Magnífica Humanitas y la psicología de un mundo construido para la paz

La primera encíclica del papa León XIV convoca al mundo a salir de lo que él describe como un estado permanente de beligerancia, argumentando que el marco clásico de la guerra justa ha quedado insuficiente para la era nuclear. El documento plantea interrogantes que tocan las estructuras más profundas de la dignidad humana, el razonamiento moral y las condiciones que hacen posible el florecimiento integral de la persona.

June 8, 2026
Magnífica Humanitas y la psicología de un mundo construido para la paz

Magnifica Humanitas y la psicología de un mundo construido para la paz

La primera encíclica del papa León XIV,Magnifica Humanitas, llegó a finales de mayo de 2025 como algo que el momento actual no esperaba: un argumento sostenido y teológicamente fundamentado de que la deriva del mundo hacia un conflicto normalizado no es simplemente un fracaso diplomático, sino una amenaza a la integridad de la persona humana.
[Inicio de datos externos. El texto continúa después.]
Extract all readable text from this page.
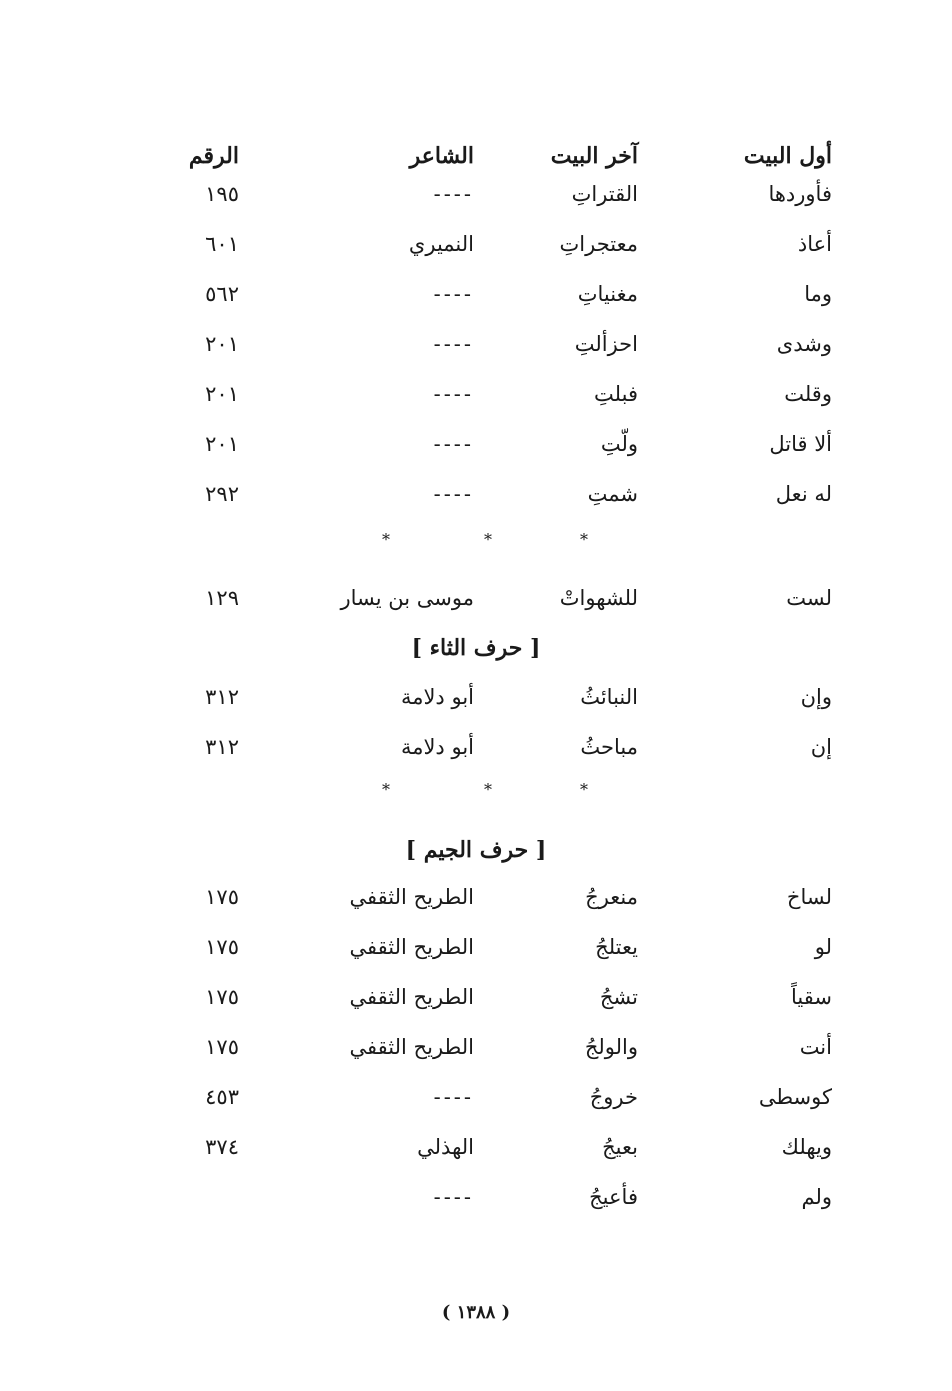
أول البيت
آخر البيت
الشاعر
الرقم
فأوردها
القتراتِ
----
١٩٥
أعاذ
معتجراتِ
النميري
٦٠١
وما
مغنياتِ
----
٥٦٢
وشدى
احزألتِ
----
٢٠١
وقلت
فبلتِ
----
٢٠١
ألا قاتل
ولّتِ
----
٢٠١
له نعل
شمتِ
----
٢٩٢
*
*
*
لست
للشهواتْ
موسى بن يسار
١٢٩
[ حرف الثاء ]
وإن
النبائثُ
أبو دلامة
٣١٢
إن
مباحثُ
أبو دلامة
٣١٢
*
*
*
[ حرف الجيم ]
لساخ
منعرجُ
الطريح الثقفي
١٧٥
لو
يعتلجُ
الطريح الثقفي
١٧٥
سقياً
تشجُ
الطريح الثقفي
١٧٥
أنت
والولجُ
الطريح الثقفي
١٧٥
كوسطى
خروجُ
----
٤٥٣
ويهلك
بعيجُ
الهذلي
٣٧٤
ولم
فأعيجُ
----
( ١٣٨٨ )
El documento advierte contra "un mundo en estado permanente de beligerancia", más peligroso que la era de la Guerra Fría, precisamente porque esta última, con todo su terror, preservaba una conciencia colectiva de que el conflicto global debía evitarse a cualquier costo. Esa conciencia, sugiere la encíclica, se ha ido erosionando.[^1]

Las condiciones para la paz no son simplemente políticas. Son antropológicas.

Lo que la encíclica realmente sostiene

León XIV no menciona ningún conflicto concreto, lo cual es en sí mismo una elección retórica deliberada. La abstención de particularidades lleva al lector hacia el principio general en lugar de su aplicación partidista. Allí donde el orden internacional de posguerra hizo de la paz la lógica organizadora de la gobernanza mundial, la guerra ha sido desde entonces "revivida como instrumento de la política internacional, mientras que los propios principios éticos que antes limitaban su uso están siendo erosionados".[^1]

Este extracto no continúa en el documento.